Chi è Luca Nardi, il temibile baby azzurro che ha steso Djokovic

Ha soli vent’anni, di Pesaro ed ha iniziato a giocare a tennis con il fratello Niccoló, più grande di 7 anni, incoraggiato dal papà Dario, notaio. Tifosissimo del Napoli, adora la pasta al forno della mamma: tutte le curiosità

Il giovane marchigiano, attualmente numero 123 del ranking Atp, si prende i riflettori sul palcoscenico del tennis mondiale e si appresta a entrare nella top 100, la vittoria - inaspettata: basta guardare le foto a fine match dove Luca Nardi si tocca il viso, incredulo - con il gigante serbo resterà per sempre nella sua memoria, guardando però al prossimo futuro.

Lo scatto, il salto impossibile: tutti gli istanti della vittoria nelle foto del match

Il baby azzurro e l'exploit californiano
Luca Nardi è il baby azzurro che si toglie lo sfizio di battere Novak Djokovic al terzo turno del Masters 1000 di Indian Wells.
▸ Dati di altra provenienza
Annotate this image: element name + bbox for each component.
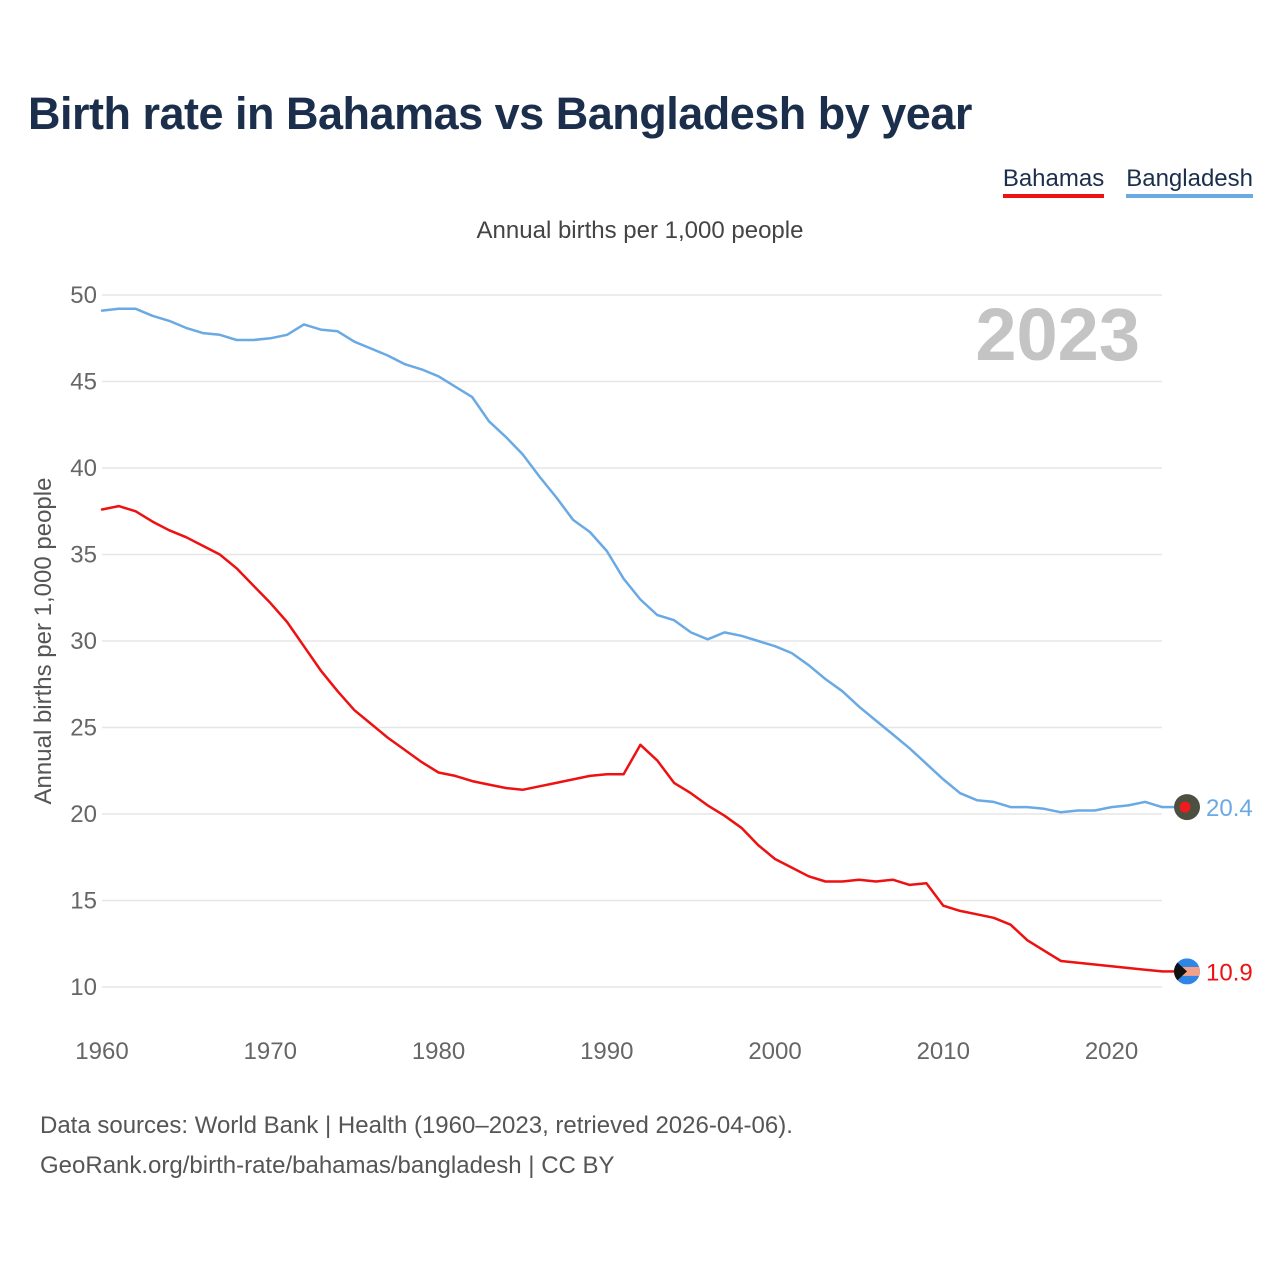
chart-subtitle: Annual births per 1,000 people: [476, 217, 804, 244]
flag-bahamas-icon: [1174, 958, 1200, 985]
series-endpoints: 10.9 20.4: [1174, 794, 1253, 986]
x-tick-label: 1960: [75, 1038, 128, 1065]
y-tick-label: 40: [70, 455, 97, 482]
y-axis-label: Annual births per 1,000 people: [30, 478, 57, 805]
legend: Bahamas Bangladesh: [1002, 166, 1253, 198]
footer-sources: Data sources: World Bank | Health (1960–…: [40, 1112, 793, 1139]
end-value-label-bangladesh: 20.4: [1206, 795, 1253, 822]
x-tick-label: 2010: [917, 1038, 970, 1065]
end-value-label-bahamas: 10.9: [1206, 959, 1253, 986]
y-tick-label: 30: [70, 628, 97, 655]
legend-item-bangladesh[interactable]: Bangladesh: [1126, 166, 1253, 198]
year-watermark: 2023: [975, 293, 1140, 376]
y-tick-label: 15: [70, 888, 97, 915]
x-tick-label: 2000: [748, 1038, 801, 1065]
legend-item-bahamas[interactable]: Bahamas: [1002, 166, 1105, 198]
y-tick-label: 20: [70, 801, 97, 828]
y-tick-label: 10: [70, 974, 97, 1001]
x-tick-label: 1970: [244, 1038, 297, 1065]
y-tick-label: 45: [70, 369, 97, 396]
y-tick-label: 35: [70, 542, 97, 569]
x-tick-label: 2020: [1085, 1038, 1138, 1065]
x-tick-label: 1980: [412, 1038, 465, 1065]
gridlines: [102, 294, 1162, 988]
chart-title: Birth rate in Bahamas vs Bangladesh by y…: [28, 88, 972, 139]
series-line-bangladesh[interactable]: [100, 307, 1164, 814]
y-tick-label: 25: [70, 715, 97, 742]
x-axis-ticks: 1960 1970 1980 1990 2000 2010 2020: [75, 1038, 1138, 1065]
footer: Data sources: World Bank | Health (1960–…: [40, 1106, 793, 1186]
flag-disc: [1179, 801, 1191, 813]
footer-attribution[interactable]: GeoRank.org/birth-rate/bahamas/banglades…: [40, 1152, 615, 1179]
flag-triangle: [1174, 958, 1187, 985]
series-lines: [100, 307, 1174, 973]
x-tick-label: 1990: [580, 1038, 633, 1065]
y-axis-ticks: 10 15 20 25 30 35 40 45 50: [70, 282, 97, 1001]
flag-bangladesh-icon: [1174, 794, 1200, 821]
y-tick-label: 50: [70, 282, 97, 309]
series-line-bahamas[interactable]: [100, 504, 1164, 973]
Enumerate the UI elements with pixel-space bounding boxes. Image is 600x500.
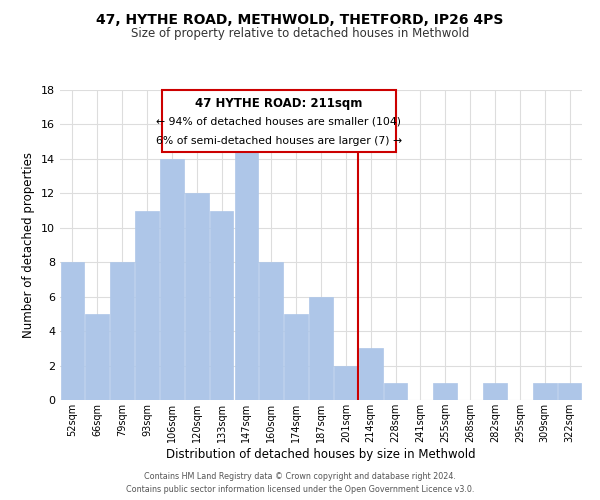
Text: Contains public sector information licensed under the Open Government Licence v3: Contains public sector information licen… [126,485,474,494]
Bar [309,296,333,400]
Bar [558,383,581,400]
Bar [533,383,557,400]
Text: ← 94% of detached houses are smaller (104): ← 94% of detached houses are smaller (10… [156,116,401,126]
Text: 47 HYTHE ROAD: 211sqm: 47 HYTHE ROAD: 211sqm [195,97,362,110]
Bar [185,194,209,400]
Bar [433,383,457,400]
Bar [334,366,358,400]
Bar [235,142,258,400]
Bar [384,383,407,400]
Bar [284,314,308,400]
Bar [110,262,134,400]
Bar [259,262,283,400]
Bar [210,210,233,400]
Text: 47, HYTHE ROAD, METHWOLD, THETFORD, IP26 4PS: 47, HYTHE ROAD, METHWOLD, THETFORD, IP26… [97,12,503,26]
Text: 6% of semi-detached houses are larger (7) →: 6% of semi-detached houses are larger (7… [155,136,402,146]
X-axis label: Distribution of detached houses by size in Methwold: Distribution of detached houses by size … [166,448,476,461]
Bar [160,159,184,400]
FancyBboxPatch shape [162,90,395,152]
Text: Contains HM Land Registry data © Crown copyright and database right 2024.: Contains HM Land Registry data © Crown c… [144,472,456,481]
Bar [85,314,109,400]
Text: Size of property relative to detached houses in Methwold: Size of property relative to detached ho… [131,28,469,40]
Bar [359,348,383,400]
Y-axis label: Number of detached properties: Number of detached properties [22,152,35,338]
Bar [61,262,84,400]
Bar [135,210,159,400]
Bar [483,383,507,400]
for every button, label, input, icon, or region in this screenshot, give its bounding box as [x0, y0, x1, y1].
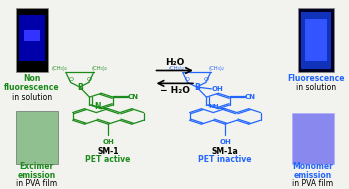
Text: PET inactive: PET inactive: [198, 156, 252, 164]
Bar: [298, 8, 334, 72]
Text: SM-1: SM-1: [97, 147, 119, 156]
Text: CN: CN: [128, 94, 139, 100]
Text: N: N: [94, 102, 100, 111]
Bar: [15, 8, 48, 72]
Text: (CH₃)₂: (CH₃)₂: [169, 66, 185, 71]
Text: Fluorescence: Fluorescence: [287, 74, 345, 83]
Text: O: O: [203, 77, 208, 81]
Text: in PVA film: in PVA film: [292, 179, 333, 188]
Text: − H₂O: − H₂O: [160, 86, 190, 95]
Text: emission: emission: [294, 171, 332, 180]
Text: in solution: in solution: [296, 84, 336, 92]
Bar: [19, 15, 45, 61]
Text: in PVA film: in PVA film: [16, 179, 57, 188]
Text: OH: OH: [102, 139, 114, 145]
Text: H₂O: H₂O: [165, 58, 184, 67]
Text: SM-1a: SM-1a: [212, 147, 238, 156]
Text: O: O: [185, 77, 190, 81]
Text: (CH₃)₂: (CH₃)₂: [209, 66, 224, 71]
Text: O: O: [68, 77, 73, 81]
Text: OH: OH: [219, 139, 231, 145]
Text: fluorescence: fluorescence: [4, 84, 60, 92]
Text: OH: OH: [211, 86, 223, 92]
Bar: [24, 30, 40, 41]
Text: NH: NH: [209, 104, 219, 109]
Text: Monomer: Monomer: [292, 162, 333, 171]
Bar: [292, 113, 334, 164]
Text: PET active: PET active: [86, 156, 131, 164]
Text: Non: Non: [23, 74, 40, 83]
Text: in solution: in solution: [12, 93, 52, 102]
Text: (CH₃)₂: (CH₃)₂: [52, 66, 68, 71]
Text: (CH₃)₂: (CH₃)₂: [91, 66, 107, 71]
Text: B: B: [77, 83, 83, 91]
Text: B: B: [194, 83, 200, 91]
Text: O: O: [86, 77, 91, 81]
Text: CN: CN: [245, 94, 256, 100]
Bar: [302, 12, 331, 69]
Text: emission: emission: [17, 171, 56, 180]
Bar: [305, 19, 327, 61]
Text: Excimer: Excimer: [20, 162, 54, 171]
Bar: [15, 111, 58, 164]
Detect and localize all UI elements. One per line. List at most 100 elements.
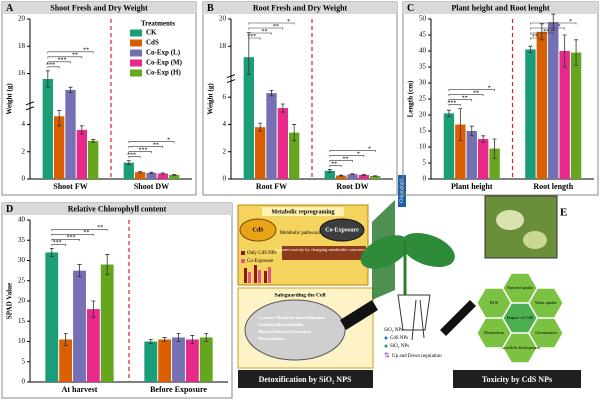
error-bar [446, 109, 451, 117]
pathways-label: Metabolic pathways [280, 231, 320, 236]
error-bar [138, 171, 143, 174]
chart-title: Plant height and Root lenght [451, 3, 550, 12]
error-bar [339, 174, 344, 177]
x-tick-label: Root FW [256, 182, 287, 191]
bar [358, 174, 370, 179]
y-tick-label: 35 [18, 236, 26, 244]
sig-bracket [530, 22, 577, 25]
toxicity-bg [453, 370, 581, 388]
safeguard-item: Physical Barrier Formation [258, 329, 312, 334]
error-bar [45, 70, 50, 88]
sig-label: ** [532, 34, 538, 40]
sig-bracket [448, 99, 473, 102]
key-dot [384, 336, 388, 340]
sig-label: ** [262, 29, 268, 35]
bar [199, 337, 213, 382]
bar [559, 51, 570, 179]
y-tick-label: 0 [22, 175, 26, 183]
sig-label: * [287, 19, 290, 25]
bar [158, 339, 172, 382]
bar [100, 264, 114, 382]
sig-label: *** [67, 235, 76, 241]
sig-bracket [128, 146, 164, 149]
error-bar [280, 103, 285, 113]
hexagon-label: Metabolism [484, 330, 505, 335]
bar [73, 270, 86, 382]
mini-bars [244, 265, 271, 283]
y-tick-label: 25 [18, 276, 26, 284]
bar [254, 127, 266, 179]
bar [42, 79, 53, 179]
sig-label: ** [462, 95, 468, 101]
bar [157, 173, 169, 179]
y-tick-label: 20 [18, 15, 26, 23]
bar [172, 337, 185, 382]
panel-letter: E [560, 207, 567, 219]
hexagon-label: ROS [490, 300, 499, 305]
y-tick-label: 18 [18, 42, 26, 50]
sig-label: *** [53, 240, 62, 246]
error-bar [63, 333, 68, 346]
error-bar [172, 174, 177, 176]
sig-label: * [167, 137, 170, 143]
legend-label: Co-Exp (M) [146, 59, 183, 67]
bar [144, 341, 158, 382]
bar [335, 175, 347, 179]
hexagon [502, 272, 538, 304]
hexagon [476, 317, 512, 349]
legend-swatch [241, 251, 245, 255]
bar [53, 116, 65, 179]
y-tick-label: 2 [223, 147, 227, 155]
bar [489, 148, 500, 179]
bar [347, 174, 358, 179]
hexagon-label: Water uptake [535, 300, 557, 305]
y-tick-label: 20 [18, 297, 26, 305]
sig-label: *** [447, 100, 456, 106]
panel-header [403, 2, 598, 14]
error-bar [77, 264, 82, 278]
y-tick-label: 15 [18, 317, 26, 325]
sig-label: * [488, 85, 491, 91]
error-bar [539, 23, 544, 41]
y-tick-label: 2 [22, 147, 26, 155]
y-tick-label: 40 [18, 216, 26, 224]
x-tick-label: At harvest [62, 385, 98, 394]
legend-swatch [130, 29, 142, 37]
detox-label: Detoxification by SiO₂ NPS [259, 375, 352, 384]
error-bar [105, 254, 110, 276]
error-bar [176, 333, 181, 342]
x-tick-label: Root length [533, 182, 573, 191]
coexp-label: Co-Exposure [325, 227, 359, 233]
error-bar [79, 125, 84, 135]
y-tick-label: 16 [18, 69, 26, 77]
safeguard-item: Phytochelatin [258, 336, 285, 341]
sig-label: ** [273, 24, 279, 30]
sig-bracket [530, 37, 543, 40]
y-tick-label: 25 [419, 95, 427, 103]
bar [324, 170, 335, 179]
y-tick-label: 35 [419, 63, 427, 71]
metabolic-title-bg [262, 207, 344, 216]
legend-label: Co-Exp (L) [146, 49, 181, 57]
error-bar [190, 335, 195, 344]
sig-label: ** [83, 48, 89, 54]
y-tick-label: 5 [22, 357, 26, 365]
sig-bracket [329, 165, 342, 167]
bar [86, 309, 100, 382]
error-bar [469, 125, 474, 137]
sig-bracket [248, 22, 295, 25]
sig-label: ** [97, 225, 103, 231]
bar [570, 52, 582, 179]
bar [146, 172, 157, 179]
sig-bracket [51, 244, 66, 246]
sig-label: *** [139, 147, 148, 153]
y-axis-label: Length (cm) [407, 80, 415, 117]
hexagon-label: Nutrient uptake [507, 285, 533, 290]
y-tick-label: 6 [223, 93, 227, 101]
error-bar [57, 110, 62, 127]
cds-node [239, 218, 277, 242]
panel-letter: C [407, 3, 414, 14]
sig-bracket [128, 151, 152, 154]
y-tick-label: 4 [22, 120, 26, 128]
sig-label: ** [343, 156, 349, 162]
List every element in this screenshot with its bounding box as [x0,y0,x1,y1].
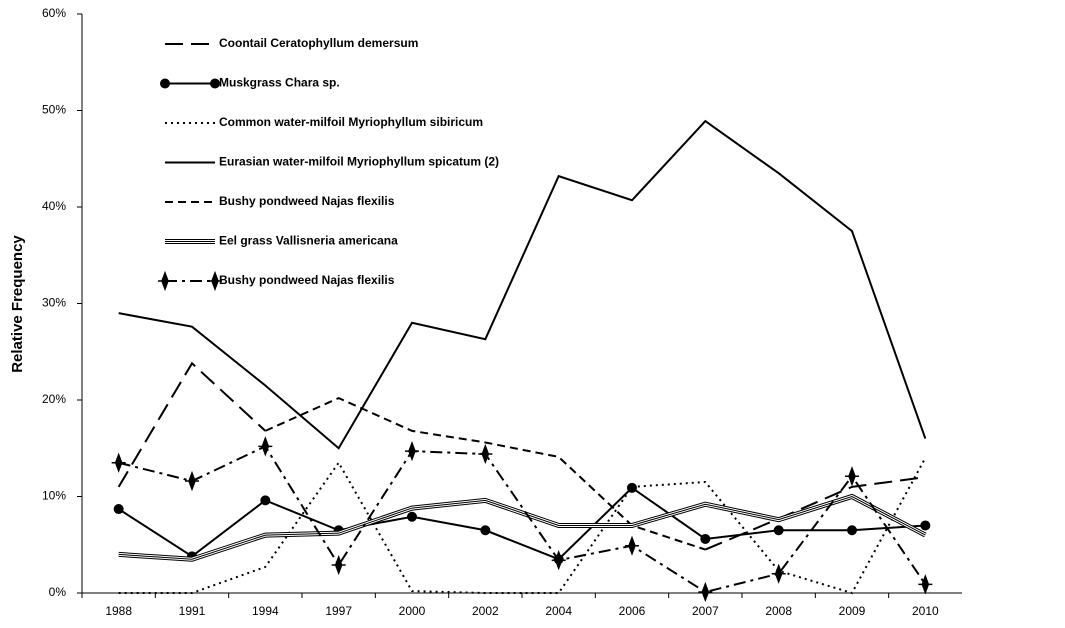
point [113,504,124,515]
point [847,525,857,536]
point [551,550,566,571]
series-line [118,495,926,560]
point [260,495,271,506]
series-line [118,119,927,450]
point [331,554,346,576]
point [918,574,933,595]
point [480,525,491,536]
series-line [117,361,926,551]
point [698,581,713,603]
x-tick-label: 1997 [325,604,352,618]
legend-label: Bushy pondweed Najas flexilis [219,194,395,208]
y-tick-label: 60% [42,6,66,20]
x-tick-label: 1994 [252,604,279,618]
legend-label: Coontail Ceratophyllum demersum [219,36,418,50]
y-tick-label: 50% [42,103,66,117]
point [210,78,220,89]
legend-label: Eurasian water-milfoil Myriophyllum spic… [219,155,499,169]
point [405,441,419,462]
y-tick-label: 0% [49,585,67,599]
point [845,466,859,487]
y-tick-label: 10% [42,489,66,503]
series-line [118,457,927,595]
legend-label: Eel grass Vallisneria americana [219,234,398,248]
legend-label: Bushy pondweed Najas flexilis [219,273,395,287]
x-tick-label: 1988 [105,604,132,618]
y-tick-label: 30% [42,296,66,310]
point [158,270,172,292]
x-tick-label: 2002 [472,604,499,618]
y-tick-label: 40% [42,199,66,213]
legend-label: Muskgrass Chara sp. [219,76,340,90]
x-tick-label: 2004 [545,604,572,618]
legend-label: Common water-milfoil Myriophyllum sibiri… [219,115,483,129]
x-tick-label: 2000 [399,604,426,618]
point [258,436,273,457]
point [185,470,199,492]
point [407,511,417,522]
series-line [118,445,927,594]
point [700,533,711,544]
x-tick-label: 2006 [619,604,646,618]
x-tick-label: 2008 [765,604,792,618]
y-axis-label: Relative Frequency [9,235,26,373]
x-tick-label: 2007 [692,604,719,618]
point [920,520,931,531]
point [160,78,170,89]
x-tick-label: 2009 [839,604,866,618]
series-line [118,486,926,561]
point [208,270,222,292]
x-tick-label: 2010 [912,604,939,618]
point [771,563,786,584]
y-tick-label: 20% [42,392,66,406]
point [625,535,639,556]
point [773,525,784,536]
x-tick-label: 1991 [179,604,206,618]
point [111,452,126,473]
point [478,443,493,465]
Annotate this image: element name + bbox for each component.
L’exploit californiano incendierà sul montepremi che al momento vale 45mila dollari in stagione e circa 720mila in una carriera che finora aveva un record di 3-12 nel circuito.

Luca Nardi Getty
Luca Nardi

Chi è Luca: la carriera ed il papà notaio
Nardi ha iniziato a giocare a tennis con il fratello Niccoló, più grande di 7 anni, in un circolo di Pesaro, incoraggiato da papà Dario, notaio, e dalla mamma Raffaella. A 16 anni ha deciso che il tennis sarebbe diventato una professione e si è affidato definitivamente al coach Francesco Sani, con cui ha tirato i primi colpi sin da bambino.

Quando intervistato diceva : “Voglio arrivare tra i primi 100"

Luca Nardi contro Novak Djokovic al torneo di Indian Wells AP
Luca Nardi contro Novak Djokovic al torneo di Indian Wells

È cresciuto con il mito di Roger Federer, mostrando un feeling particolare con le superfici veloci e soprattutto con il cemento, come ha dimostrato anche a Indian Wells.

Napoli calcio, sushi, e la pasta al forno della mamma
Oltre al tennis, nel curriculum spicca il debole per il padel. È appassionato di calcio e tifosissimo del Napoli.

Se non fosse diventato tennista, probabilmente avrebbe intrapreso il percorso per diventare fisioterapista. A tavola, solo il sushi tiene testa alla pasta al forno di mamma.